Ohio Governor Mike DeWine has announced a halt to new sales-tax breaks for data centers, instructing the Ohio Tax Credit Authority to defer consideration of fresh incentive applications. This move is a direct response to increasing scrutiny over the data center industry's rapid expansion in the state and concerns about the significant amount of tax revenue foregone due to existing exemptions.
Reports from News 5 and Signal Ohio revealed that the state forfeited nearly $1.57 billion in sales-tax exemptions last year, far exceeding initial predictions, with local sales-tax breaks totaling an additional $446.3 million.

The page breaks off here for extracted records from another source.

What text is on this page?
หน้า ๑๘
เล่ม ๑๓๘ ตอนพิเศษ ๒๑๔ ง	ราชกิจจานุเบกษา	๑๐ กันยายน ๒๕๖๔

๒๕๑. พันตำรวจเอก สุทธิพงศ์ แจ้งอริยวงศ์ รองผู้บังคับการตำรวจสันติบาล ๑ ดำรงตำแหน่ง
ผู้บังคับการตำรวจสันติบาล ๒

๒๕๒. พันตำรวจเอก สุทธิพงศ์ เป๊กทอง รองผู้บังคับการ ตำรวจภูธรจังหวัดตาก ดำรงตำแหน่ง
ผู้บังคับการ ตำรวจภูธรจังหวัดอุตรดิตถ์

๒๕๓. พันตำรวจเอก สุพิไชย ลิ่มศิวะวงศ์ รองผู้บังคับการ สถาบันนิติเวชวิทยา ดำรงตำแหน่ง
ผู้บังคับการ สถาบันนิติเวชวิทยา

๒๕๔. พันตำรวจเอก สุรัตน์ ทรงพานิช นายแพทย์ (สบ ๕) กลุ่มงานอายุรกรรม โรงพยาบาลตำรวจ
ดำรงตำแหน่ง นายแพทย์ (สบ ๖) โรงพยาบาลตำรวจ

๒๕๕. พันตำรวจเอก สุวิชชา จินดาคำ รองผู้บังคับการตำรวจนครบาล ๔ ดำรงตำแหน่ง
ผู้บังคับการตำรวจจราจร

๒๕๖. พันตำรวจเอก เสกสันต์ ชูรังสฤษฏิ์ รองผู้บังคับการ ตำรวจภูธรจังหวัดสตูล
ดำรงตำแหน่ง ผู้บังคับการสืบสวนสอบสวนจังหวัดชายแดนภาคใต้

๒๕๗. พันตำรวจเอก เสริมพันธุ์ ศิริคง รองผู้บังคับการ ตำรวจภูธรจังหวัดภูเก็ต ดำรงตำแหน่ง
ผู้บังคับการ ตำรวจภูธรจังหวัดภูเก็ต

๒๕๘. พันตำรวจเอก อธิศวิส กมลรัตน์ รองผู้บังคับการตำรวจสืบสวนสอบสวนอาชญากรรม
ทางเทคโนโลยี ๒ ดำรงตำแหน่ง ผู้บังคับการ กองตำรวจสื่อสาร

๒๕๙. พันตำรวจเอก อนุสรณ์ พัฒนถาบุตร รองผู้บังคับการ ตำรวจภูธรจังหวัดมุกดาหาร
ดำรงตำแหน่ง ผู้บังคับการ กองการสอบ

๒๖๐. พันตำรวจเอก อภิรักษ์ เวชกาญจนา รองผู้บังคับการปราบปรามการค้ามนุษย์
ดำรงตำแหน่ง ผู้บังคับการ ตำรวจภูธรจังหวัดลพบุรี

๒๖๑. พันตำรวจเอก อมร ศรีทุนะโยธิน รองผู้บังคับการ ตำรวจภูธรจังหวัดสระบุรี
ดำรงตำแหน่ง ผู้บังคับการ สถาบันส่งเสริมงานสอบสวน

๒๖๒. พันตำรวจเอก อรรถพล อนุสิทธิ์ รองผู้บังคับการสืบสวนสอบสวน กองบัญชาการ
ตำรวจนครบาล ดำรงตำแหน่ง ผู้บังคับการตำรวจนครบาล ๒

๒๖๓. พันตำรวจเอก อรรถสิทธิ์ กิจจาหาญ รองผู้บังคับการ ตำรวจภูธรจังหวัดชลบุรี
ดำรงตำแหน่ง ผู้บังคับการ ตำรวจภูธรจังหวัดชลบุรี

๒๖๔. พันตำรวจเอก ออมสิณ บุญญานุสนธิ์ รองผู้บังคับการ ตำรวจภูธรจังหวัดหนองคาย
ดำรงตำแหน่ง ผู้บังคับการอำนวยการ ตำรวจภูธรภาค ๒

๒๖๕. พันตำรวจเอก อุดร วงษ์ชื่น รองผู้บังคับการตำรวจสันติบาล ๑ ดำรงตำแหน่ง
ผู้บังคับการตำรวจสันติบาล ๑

Governor DeWine acknowledged data centers as a vital component of the technology-driven economy, contributing to Ohio's attractiveness for other businesses and jobs, and noted that companies receiving breaks invested $27.2 billion last year. However, he emphasized the importance of the ongoing study by a joint legislative committee in Columbus into the potential benefits and drawbacks of data centers. While existing tax breaks for companies like Amazon, Google, Microsoft, and Meta remain unaffected, and one pending request will still be considered, no new applications will be processed during this review period.
This action follows a previous attempt by the General Assembly last summer to eliminate the data center exemption, which Governor DeWine vetoed, citing the economic benefits. His current decision underscores a commitment to a thorough review of the industry's statewide impact.